6. The call voice quality inspection method according to claim 1, wherein the violation type includes information informing of incomplete or error-type violations; the detail verification of the target text segment based on the preset violation detection mode comprises the following steps:

acquiring a previous text segment and a next text segment of the target text segment, forming the previous text segment and the target text segment into a first text segment, forming the target text segment and the next text segment into a second text segment, and forming the previous text segment, the target text segment and the next text segment into a third text segment;

vectorizing the target text segment, the first text segment, the second text segment and the third text segment respectively to obtain a target vector, a first vector, a second vector and a third vector;

inputting the target vector, the first vector, the second vector and the third vector into a BERT model respectively for encoding, and then matching the target vector, the first vector, the second vector and the third vector with preset violation vectors in a preset violation vector library one by one to obtain matching degrees corresponding to the target vector, the first vector, the second vector and the third vector respectively;

and selecting the final text content corresponding to the vector with the highest matching degree, and outputting the final text content to trigger the information to inform incomplete or wrong violation.
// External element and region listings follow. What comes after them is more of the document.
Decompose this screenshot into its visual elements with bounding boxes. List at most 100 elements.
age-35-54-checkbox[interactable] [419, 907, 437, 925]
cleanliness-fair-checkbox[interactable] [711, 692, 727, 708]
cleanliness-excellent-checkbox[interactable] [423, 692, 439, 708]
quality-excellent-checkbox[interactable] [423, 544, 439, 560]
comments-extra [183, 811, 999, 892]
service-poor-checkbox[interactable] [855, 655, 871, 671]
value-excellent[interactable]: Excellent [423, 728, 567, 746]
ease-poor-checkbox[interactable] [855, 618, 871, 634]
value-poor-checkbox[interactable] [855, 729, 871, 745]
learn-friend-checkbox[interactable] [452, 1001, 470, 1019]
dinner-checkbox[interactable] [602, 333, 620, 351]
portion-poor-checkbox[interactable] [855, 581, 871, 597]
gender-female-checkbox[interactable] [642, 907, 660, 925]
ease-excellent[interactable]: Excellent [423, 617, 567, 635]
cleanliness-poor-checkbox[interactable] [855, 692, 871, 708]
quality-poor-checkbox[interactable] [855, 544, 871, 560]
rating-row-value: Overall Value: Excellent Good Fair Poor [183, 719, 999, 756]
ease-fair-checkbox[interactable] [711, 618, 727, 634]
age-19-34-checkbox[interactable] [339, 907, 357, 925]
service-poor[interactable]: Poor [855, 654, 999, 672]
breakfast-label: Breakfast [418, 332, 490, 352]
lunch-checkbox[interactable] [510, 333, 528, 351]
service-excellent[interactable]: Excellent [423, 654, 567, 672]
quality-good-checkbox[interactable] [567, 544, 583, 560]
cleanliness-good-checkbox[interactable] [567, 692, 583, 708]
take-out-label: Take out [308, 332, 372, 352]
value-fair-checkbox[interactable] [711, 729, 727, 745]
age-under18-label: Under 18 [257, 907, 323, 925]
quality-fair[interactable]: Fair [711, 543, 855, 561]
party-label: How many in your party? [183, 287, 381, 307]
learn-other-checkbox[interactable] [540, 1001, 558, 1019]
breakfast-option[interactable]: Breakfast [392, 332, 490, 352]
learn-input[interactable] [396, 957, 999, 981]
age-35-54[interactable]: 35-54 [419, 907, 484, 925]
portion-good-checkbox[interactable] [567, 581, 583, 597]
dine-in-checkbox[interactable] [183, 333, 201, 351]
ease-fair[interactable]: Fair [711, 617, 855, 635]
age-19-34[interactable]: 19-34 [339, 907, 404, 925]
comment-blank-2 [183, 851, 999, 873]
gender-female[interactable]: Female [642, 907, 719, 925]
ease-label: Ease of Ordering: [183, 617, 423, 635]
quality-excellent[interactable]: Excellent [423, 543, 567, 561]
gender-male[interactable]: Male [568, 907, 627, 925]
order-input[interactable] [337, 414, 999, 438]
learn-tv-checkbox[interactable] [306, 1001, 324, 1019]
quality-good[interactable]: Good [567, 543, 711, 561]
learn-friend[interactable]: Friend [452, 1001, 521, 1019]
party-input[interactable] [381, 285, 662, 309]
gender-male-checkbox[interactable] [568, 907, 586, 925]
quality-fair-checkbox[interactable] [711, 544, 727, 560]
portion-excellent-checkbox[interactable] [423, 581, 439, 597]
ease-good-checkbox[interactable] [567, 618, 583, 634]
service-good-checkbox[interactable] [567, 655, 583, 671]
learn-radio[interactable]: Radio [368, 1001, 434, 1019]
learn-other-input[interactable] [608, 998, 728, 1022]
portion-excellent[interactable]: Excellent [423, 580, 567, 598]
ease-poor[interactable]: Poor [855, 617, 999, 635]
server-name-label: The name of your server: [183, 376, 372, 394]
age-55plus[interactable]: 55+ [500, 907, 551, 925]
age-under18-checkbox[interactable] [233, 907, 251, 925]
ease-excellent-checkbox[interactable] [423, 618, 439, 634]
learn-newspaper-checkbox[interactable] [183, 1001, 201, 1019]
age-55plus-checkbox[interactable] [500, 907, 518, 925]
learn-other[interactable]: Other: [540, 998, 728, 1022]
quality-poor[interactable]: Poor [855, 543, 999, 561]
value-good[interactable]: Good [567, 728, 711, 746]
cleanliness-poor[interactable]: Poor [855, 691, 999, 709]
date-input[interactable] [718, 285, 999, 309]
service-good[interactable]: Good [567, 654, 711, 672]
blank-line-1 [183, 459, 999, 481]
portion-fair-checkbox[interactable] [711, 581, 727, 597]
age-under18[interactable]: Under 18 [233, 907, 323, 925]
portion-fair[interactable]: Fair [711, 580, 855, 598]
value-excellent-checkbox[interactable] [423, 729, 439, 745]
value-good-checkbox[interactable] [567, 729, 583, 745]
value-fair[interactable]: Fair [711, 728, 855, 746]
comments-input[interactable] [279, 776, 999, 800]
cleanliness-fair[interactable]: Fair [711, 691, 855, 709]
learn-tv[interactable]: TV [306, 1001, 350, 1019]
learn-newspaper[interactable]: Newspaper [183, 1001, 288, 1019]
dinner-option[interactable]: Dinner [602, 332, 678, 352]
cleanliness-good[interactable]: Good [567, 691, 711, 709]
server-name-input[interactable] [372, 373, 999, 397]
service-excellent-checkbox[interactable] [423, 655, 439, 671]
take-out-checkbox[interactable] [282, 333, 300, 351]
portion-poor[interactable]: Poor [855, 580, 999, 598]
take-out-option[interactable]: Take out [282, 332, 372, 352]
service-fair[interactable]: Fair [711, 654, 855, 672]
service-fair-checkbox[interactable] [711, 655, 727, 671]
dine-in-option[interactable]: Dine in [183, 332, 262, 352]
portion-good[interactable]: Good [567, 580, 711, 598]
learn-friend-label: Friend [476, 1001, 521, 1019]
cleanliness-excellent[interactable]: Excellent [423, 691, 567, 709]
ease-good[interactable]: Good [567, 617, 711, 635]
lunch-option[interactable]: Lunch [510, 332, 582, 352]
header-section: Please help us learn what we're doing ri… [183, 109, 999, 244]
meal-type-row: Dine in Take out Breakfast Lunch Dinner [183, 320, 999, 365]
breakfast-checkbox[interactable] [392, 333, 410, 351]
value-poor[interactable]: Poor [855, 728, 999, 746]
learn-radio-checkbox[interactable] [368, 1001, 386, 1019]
7. The call voice quality inspection method according to claim 1, wherein the violation type includes a superclass information notification class violation; the detail verification is carried out on the target text segment based on a preset violation detection mode, and the method comprises the following steps:

respectively matching the target text segments by using a preset rule;

and when the matching is successful, the target text segment triggers the super-outline information to inform class violation.

8. A call voice quality inspection device, comprising:

the system comprises an acquisition module, a processing module and a display module, wherein the acquisition module is used for acquiring call voice and converting the call voice into a call text, and the call text comprises a client call text and an agent reply text;

the screening module is used for inputting the call text into a pre-trained text detection model to obtain a target text segment comprising sensitive content;

the inspection module is used for carrying out detail inspection on the target text segment based on a preset violation detection mode and carrying out detail inspection on the target text segment based on the preset violation detection mode;

the confirming module is used for confirming the violation type corresponding to the target text segment as the target violation type when the target text segment violates the rule;

and the output module is used for generating quality inspection result information according to the target text segment and the target violation type.

9. A computer device comprising a processor, a memory coupled to the processor, the memory having stored therein program instructions that, when executed by the processor, cause the processor to perform the steps of the call voice quality testing method according to any one of claims 1-7.

10. A storage medium storing program instructions capable of implementing the call voice quality inspection method according to any one of claims 1 to 7.